Mind you, freedom is not precisely blossoming under the new regime:
As [Justice Minister] Chebbi spoke, Tunisian police fired tear gas at hundreds of protesters who have been pressuring the interim government to get rid of old guard ministers who served under Ben Ali. The clashes broke out in front of the prime minister's office in Tunis, the capital. Some demonstrators responded by throwing stones at police.It's always easier to overthrow an old regime than to build a new one, as the Russians found in 1917. Let us hope that the Tunisian experience will not be as horrific as the Russian was.
Several injured protesters were carted away from the melee. Others tried to smash the windows of a police van, leaving the ground covered in blood. There was no immediate word on casualties.
Meanwhile, protests are going on in Egypt. Secretary of State Clinton is urging restraint all round, the avoidance of violence (too late for that, I should have thought) and political reform. Understandably, the riots have affected stock prices and are expected to affect foreign investment in the country. Will they affect the stupendous amount of aid Egypt receives from the West? Hard to tell.
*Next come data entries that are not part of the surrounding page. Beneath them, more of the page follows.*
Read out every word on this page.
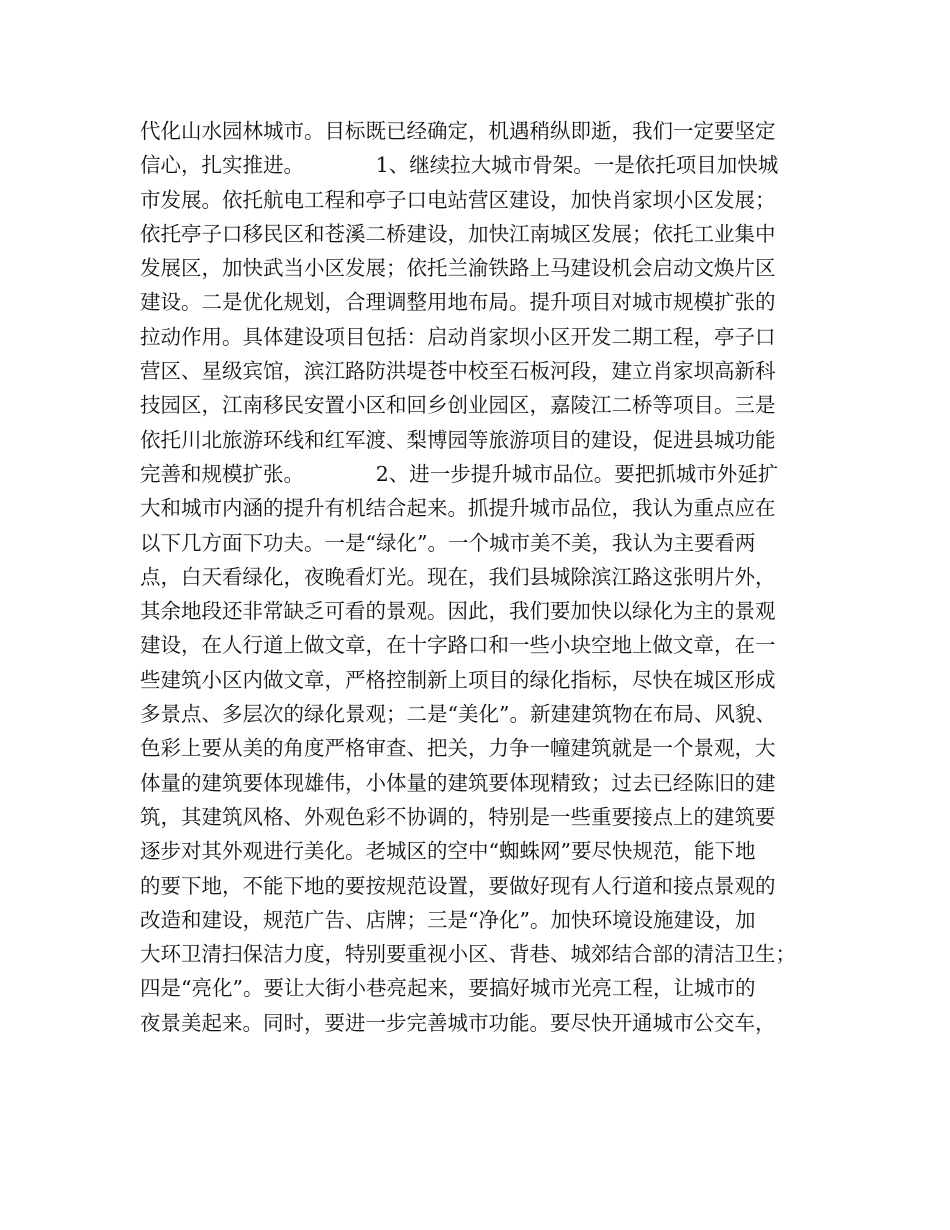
代化山水园林城市。目标既已经确定，机遇稍纵即逝，我们一定要坚定
信心，扎实推进。　　　　1、继续拉大城市骨架。一是依托项目加快城
市发展。依托航电工程和亭子口电站营区建设，加快肖家坝小区发展；
依托亭子口移民区和苍溪二桥建设，加快江南城区发展；依托工业集中
发展区，加快武当小区发展；依托兰渝铁路上马建设机会启动文焕片区
建设。二是优化规划，合理调整用地布局。提升项目对城市规模扩张的
拉动作用。具体建设项目包括：启动肖家坝小区开发二期工程，亭子口
营区、星级宾馆，滨江路防洪堤苍中校至石板河段，建立肖家坝高新科
技园区，江南移民安置小区和回乡创业园区，嘉陵江二桥等项目。三是
依托川北旅游环线和红军渡、梨博园等旅游项目的建设，促进县城功能
完善和规模扩张。　　　　2、进一步提升城市品位。要把抓城市外延扩
大和城市内涵的提升有机结合起来。抓提升城市品位，我认为重点应在
以下几方面下功夫。一是“绿化”。一个城市美不美，我认为主要看两
点，白天看绿化，夜晚看灯光。现在，我们县城除滨江路这张明片外，
其余地段还非常缺乏可看的景观。因此，我们要加快以绿化为主的景观
建设，在人行道上做文章，在十字路口和一些小块空地上做文章，在一
些建筑小区内做文章，严格控制新上项目的绿化指标，尽快在城区形成
多景点、多层次的绿化景观；二是“美化”。新建建筑物在布局、风貌、
色彩上要从美的角度严格审查、把关，力争一幢建筑就是一个景观，大
体量的建筑要体现雄伟，小体量的建筑要体现精致；过去已经陈旧的建
筑，其建筑风格、外观色彩不协调的，特别是一些重要接点上的建筑要
逐步对其外观进行美化。老城区的空中“蜘蛛网”要尽快规范，能下地
的要下地，不能下地的要按规范设置，要做好现有人行道和接点景观的
改造和建设，规范广告、店牌；三是“净化”。加快环境设施建设，加
大环卫清扫保洁力度，特别要重视小区、背巷、城郊结合部的清洁卫生；
四是“亮化”。要让大街小巷亮起来，要搞好城市光亮工程，让城市的
夜景美起来。同时，要进一步完善城市功能。要尽快开通城市公交车，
Meanwhile, the Egyptian government is trying to crack down on the remaining protests and blocking social media such as twitter, whose only use, as far as I can tell, is to aid protesters and demonstrators in highly authoritarian countries.
There have been rumours that President Mubarak's family, possibly accompanied by him, have fled the country to Britain but this has now been denied.
Let us note something interesting about the protesters in both countries: none of them seem to care about or even remember the Palestinians. As has been noted before, that particular myth is being exploded (if one may use that expression).